A response that helped me realize that Paul Mariani has been doing the hard spadework necessary for cultural cultivation long before I started writing. Truth be told, I have been the beneficiary of his work for many years now.
Thinking through his life's work, it is difficult for me to choose whether to ask him about his own poetry or to discuss his formidable efforts at writing about other poets. I decided to split the difference.
"You seem to have twin engines that propel your work: a love for poetic expression and a love for poets. When were those seeds planted?"
"Well, when it comes to writing poetry, I wrote my first poem in the Spring of 1957. I was training to join the Marianist teaching order, living in community, sleeping in a large dorm each night along with about forty other novices, attending morning Mass (said in Latin back then), and being fed by a small group of German nuns who lived across the way. One day, another order of local nuns posted a poetry contest for a religious poem about Lent or Easter. I asked Brother Clyde if he could help me write a sonnet on the Passion of Christ. He couldn’t, he said, but he directed me to a battered book of poems that contained definitions in the back about poetic forms. I sat down and studied the forms, figured out the intertwining of the rhymed lines and the nature of the five iambs. Over the next several days, I hammered out three quatrains and titled it “Forgive Me.”
I help to beat and scourge Your back a crimson red And place a crown of prickly thorns upon Your regal head. Your sacred name and character I mock and ridicule. O Lord each time I flee Your love I prove myself a fool. I hurt and help to make You fall along the Dolor's way And scorn Your mother and the others as they watch and pray. I strip Your garment from Your limbs and from Your whip-lashed skin. Yes, all of this I do to You when I commit a sin. I help to drive the ugly nails into Your feet and wrists And mock Your kingly deity with sland'rous waving fists.
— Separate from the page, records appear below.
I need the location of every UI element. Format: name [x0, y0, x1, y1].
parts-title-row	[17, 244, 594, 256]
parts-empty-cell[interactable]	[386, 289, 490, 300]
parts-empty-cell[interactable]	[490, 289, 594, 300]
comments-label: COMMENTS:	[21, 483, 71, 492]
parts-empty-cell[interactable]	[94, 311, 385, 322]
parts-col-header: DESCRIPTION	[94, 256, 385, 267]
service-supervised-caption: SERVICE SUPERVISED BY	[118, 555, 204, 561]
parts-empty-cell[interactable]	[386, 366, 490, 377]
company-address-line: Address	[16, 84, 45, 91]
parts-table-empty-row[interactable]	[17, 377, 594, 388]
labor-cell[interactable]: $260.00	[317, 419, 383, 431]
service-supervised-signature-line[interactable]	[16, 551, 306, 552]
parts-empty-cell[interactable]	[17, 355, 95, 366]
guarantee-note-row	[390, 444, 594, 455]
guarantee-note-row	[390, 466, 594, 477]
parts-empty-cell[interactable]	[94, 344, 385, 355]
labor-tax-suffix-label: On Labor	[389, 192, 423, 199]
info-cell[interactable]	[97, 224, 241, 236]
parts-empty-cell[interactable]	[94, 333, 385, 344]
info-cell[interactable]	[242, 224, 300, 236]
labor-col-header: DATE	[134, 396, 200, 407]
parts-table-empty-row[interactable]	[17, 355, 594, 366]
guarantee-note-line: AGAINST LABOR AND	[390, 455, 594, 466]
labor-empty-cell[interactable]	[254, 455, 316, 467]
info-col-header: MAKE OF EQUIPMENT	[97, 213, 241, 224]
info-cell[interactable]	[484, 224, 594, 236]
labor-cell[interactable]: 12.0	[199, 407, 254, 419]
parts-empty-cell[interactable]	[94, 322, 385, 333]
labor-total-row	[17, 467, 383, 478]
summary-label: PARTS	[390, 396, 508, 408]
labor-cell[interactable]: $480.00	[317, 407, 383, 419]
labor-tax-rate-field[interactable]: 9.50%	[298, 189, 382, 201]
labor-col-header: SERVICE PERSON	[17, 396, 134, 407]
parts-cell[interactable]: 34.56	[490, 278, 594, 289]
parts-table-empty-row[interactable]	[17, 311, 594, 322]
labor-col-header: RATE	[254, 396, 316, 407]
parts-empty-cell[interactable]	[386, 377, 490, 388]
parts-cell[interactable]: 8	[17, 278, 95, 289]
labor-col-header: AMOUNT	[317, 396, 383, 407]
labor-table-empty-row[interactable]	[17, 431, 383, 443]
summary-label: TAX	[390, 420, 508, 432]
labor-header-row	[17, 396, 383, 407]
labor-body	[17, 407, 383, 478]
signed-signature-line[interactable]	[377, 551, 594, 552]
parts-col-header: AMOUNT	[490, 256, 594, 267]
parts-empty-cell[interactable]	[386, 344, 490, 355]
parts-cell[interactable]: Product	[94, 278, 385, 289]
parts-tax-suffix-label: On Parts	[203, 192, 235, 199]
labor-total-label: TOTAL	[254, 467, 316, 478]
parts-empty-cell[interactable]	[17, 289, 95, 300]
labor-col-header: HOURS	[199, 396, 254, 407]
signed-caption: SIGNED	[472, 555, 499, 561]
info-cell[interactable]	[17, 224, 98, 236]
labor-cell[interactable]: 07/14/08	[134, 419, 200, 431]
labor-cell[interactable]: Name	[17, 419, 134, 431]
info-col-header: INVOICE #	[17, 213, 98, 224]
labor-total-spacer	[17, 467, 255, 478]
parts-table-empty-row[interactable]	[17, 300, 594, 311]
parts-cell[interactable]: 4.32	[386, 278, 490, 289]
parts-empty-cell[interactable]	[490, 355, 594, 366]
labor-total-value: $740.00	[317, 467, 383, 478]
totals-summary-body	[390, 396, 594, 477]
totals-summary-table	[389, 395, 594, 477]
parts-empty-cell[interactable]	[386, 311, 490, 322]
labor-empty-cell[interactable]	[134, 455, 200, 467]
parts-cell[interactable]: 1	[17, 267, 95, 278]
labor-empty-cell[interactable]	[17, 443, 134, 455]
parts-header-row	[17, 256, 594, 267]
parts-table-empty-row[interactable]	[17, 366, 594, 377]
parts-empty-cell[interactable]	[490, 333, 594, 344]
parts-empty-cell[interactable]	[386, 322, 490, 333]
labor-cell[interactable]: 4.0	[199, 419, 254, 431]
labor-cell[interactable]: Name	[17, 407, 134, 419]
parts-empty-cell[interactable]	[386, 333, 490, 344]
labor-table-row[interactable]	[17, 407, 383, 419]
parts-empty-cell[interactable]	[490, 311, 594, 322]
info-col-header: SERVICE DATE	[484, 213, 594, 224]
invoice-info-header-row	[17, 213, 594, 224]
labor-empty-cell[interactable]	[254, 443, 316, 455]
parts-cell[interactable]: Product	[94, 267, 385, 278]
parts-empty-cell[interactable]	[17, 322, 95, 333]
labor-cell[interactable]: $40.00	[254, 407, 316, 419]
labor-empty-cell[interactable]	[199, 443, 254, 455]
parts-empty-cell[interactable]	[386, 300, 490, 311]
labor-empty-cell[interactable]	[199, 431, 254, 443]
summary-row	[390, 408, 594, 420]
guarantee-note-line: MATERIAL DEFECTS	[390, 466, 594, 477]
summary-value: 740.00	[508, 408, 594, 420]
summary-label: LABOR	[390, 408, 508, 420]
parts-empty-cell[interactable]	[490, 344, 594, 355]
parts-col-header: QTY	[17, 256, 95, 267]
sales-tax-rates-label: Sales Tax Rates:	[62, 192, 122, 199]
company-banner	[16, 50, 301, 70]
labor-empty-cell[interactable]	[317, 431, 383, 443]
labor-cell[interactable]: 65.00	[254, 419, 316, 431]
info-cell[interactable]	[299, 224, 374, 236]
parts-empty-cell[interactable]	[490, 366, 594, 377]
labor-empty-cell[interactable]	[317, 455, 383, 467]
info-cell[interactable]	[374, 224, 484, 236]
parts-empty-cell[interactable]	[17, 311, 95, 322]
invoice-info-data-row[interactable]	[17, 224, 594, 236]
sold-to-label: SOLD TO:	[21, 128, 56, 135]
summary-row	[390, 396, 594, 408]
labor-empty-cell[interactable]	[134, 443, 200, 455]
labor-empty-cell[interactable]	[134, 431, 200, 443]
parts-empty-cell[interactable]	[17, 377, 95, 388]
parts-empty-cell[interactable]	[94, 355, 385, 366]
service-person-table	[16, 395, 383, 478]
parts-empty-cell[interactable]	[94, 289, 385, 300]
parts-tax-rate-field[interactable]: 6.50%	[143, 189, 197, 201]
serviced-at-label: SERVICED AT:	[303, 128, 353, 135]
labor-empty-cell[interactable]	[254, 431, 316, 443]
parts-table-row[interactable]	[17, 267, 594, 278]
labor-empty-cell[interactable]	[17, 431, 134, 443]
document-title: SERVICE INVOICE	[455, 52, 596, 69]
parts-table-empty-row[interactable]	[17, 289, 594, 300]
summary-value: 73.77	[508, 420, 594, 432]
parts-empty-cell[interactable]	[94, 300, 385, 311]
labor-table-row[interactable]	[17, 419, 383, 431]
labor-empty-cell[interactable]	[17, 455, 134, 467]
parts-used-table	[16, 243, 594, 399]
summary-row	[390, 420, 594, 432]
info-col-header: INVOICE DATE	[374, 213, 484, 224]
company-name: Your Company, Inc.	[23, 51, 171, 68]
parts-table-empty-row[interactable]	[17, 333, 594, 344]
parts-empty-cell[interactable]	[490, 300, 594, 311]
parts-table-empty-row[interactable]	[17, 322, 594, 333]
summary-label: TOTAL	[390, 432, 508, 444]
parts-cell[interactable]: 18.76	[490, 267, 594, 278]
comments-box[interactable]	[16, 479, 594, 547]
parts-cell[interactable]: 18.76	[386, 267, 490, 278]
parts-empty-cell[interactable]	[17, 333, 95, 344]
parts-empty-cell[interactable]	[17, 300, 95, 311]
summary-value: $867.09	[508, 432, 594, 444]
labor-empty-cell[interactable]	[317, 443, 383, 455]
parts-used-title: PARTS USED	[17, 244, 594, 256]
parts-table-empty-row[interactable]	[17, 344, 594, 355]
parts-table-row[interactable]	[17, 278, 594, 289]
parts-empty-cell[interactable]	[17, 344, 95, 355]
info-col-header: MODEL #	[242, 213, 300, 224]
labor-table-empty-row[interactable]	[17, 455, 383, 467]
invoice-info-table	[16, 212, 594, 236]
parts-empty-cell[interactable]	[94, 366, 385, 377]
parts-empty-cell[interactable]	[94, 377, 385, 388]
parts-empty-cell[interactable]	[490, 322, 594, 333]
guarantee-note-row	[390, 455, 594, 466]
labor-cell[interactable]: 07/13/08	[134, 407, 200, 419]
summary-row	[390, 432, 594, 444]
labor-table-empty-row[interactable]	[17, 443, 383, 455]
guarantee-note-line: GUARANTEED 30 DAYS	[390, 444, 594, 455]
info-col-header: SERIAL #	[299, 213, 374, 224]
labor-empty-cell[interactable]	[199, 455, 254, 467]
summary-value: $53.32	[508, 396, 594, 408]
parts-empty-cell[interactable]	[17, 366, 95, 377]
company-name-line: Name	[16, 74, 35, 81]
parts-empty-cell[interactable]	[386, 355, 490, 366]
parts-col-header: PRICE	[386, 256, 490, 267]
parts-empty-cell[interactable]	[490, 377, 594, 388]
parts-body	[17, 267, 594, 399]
Each time I sin against Thee, Lord, I help to break Your heart. Lord, help me hate my sins and evermore from them depart!
"I'm amazed that you held onto that poem. Did you win?"
"The good nuns awarded me with a ten-dollar first-place prize. I spent that money on a beautiful rosary for my mother."
"Tell me about your mother."
"Both my parents dropped out of high schools on the upper East Side when each turned sixteen, thanks to the Great Depression. My father delivered carloads of food by truck and horse-drawn wagon. My mother, smart and gracious as she was, had lost her father—a Cavalryman who fought with Black Jack Pershing in Mexico (in pursuit of Poncho Villa and then in Northern France, where he was mustard gassed on France’s northern front and died in ’32, when she was nine. My mother was a week shy of her seventeenth birthday when she had me.